Cet outil de suivi, élaboré en interne, est une application qui prend en compte un jeu de références techniques relatives aux coûts énergétiques et GES des différentes activités. Y sont incorporées les données de flux de matières et d’énergie relevées sur la ferme. L’application permet alors de réaliser des diagnostics de la performance environnementale de la ferme dans sa globalité (activités non agricoles incluses).
PerfAGro 3P, outil d’aide à la décision développé par le céréopa, qui permet de modéliser les impacts de nouvelles techniques sur trois critères : la marge économique (« Profit »), les consommations d’énergie et émissions de gaz à effet de serre (« Planet ») et la capacité de l’exploitation à nourrir les hommes (« People »).
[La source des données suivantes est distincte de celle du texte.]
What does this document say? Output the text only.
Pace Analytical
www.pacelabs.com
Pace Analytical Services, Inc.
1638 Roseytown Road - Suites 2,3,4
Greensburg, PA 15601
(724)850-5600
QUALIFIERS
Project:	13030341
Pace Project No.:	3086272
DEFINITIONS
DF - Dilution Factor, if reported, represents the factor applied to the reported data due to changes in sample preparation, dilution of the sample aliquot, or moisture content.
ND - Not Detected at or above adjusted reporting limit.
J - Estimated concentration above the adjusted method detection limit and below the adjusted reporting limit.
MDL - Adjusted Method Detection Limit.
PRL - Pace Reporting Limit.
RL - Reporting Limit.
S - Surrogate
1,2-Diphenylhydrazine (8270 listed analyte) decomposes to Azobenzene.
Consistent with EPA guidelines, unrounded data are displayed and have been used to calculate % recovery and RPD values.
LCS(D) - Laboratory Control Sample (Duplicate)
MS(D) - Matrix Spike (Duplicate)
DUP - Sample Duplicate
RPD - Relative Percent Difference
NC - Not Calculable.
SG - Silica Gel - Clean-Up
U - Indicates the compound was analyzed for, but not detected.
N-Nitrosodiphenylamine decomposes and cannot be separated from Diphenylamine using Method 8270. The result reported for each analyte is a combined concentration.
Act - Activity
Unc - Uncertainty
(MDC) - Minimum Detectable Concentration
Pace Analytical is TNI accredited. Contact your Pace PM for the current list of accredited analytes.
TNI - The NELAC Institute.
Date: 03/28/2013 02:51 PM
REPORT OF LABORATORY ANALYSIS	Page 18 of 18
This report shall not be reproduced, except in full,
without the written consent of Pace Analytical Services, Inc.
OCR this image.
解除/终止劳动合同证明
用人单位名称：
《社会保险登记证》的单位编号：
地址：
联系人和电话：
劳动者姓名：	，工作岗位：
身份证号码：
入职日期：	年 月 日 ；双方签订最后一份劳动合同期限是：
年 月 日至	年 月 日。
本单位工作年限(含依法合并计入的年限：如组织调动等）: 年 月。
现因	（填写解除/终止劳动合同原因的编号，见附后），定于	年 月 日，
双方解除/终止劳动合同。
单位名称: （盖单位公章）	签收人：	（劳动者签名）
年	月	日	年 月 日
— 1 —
 4. Exemples d’utilisation des outils pour les choix techniques

Les graphe ci-dessous illustre des modélisations du « gain » énergie, effet de serre et l’impact sur la marge économique en 2007 de différentes options techniques envisageables à la ferme : techniques culturales simplifiées (TCS), introduction de nouvelles cultures, fabrication et utilisation d’huile végétale pure*, utilisation d’inhibiteurs de nitrification et compostage du fumier. Cela nous a permis de sélectionner des techniques permettant une diminution des consommations d’énergie et des émissions de gaz à effet de serre importante sans pénaliser la rentabilité économique de l’exploitation :

TCS23,1% de l’assolement en non labour en 2007 contre 6.1% en 2005 et 2006
Nouvelles culturesAugmentation des surfaces en luzerne (+20 ha), en prairie (+30ha) et introduction en du triticale (5ha) et du blé dur (15ha)

* Huile végétale pure : C’est une huile également connue sous les noms d’huile végétale carburant ou huile végétale brute. Obtenue par pressage de graines de colza, elle peut être utilisée (jusque 100 %) comme carburant par les moteurs diesel.

Nous avons par ailleurs exploré à l’aide de PerfAgro P3 les impacts de l’introduction de miscanthus dans l’assolement, comme illustré ci-contre. Ces résultats nous ont mené au choix de ne planter que 2ha de miscanthus à Grignon en 2008, afin d’en évaluer les performances agronomiques en Ile de France.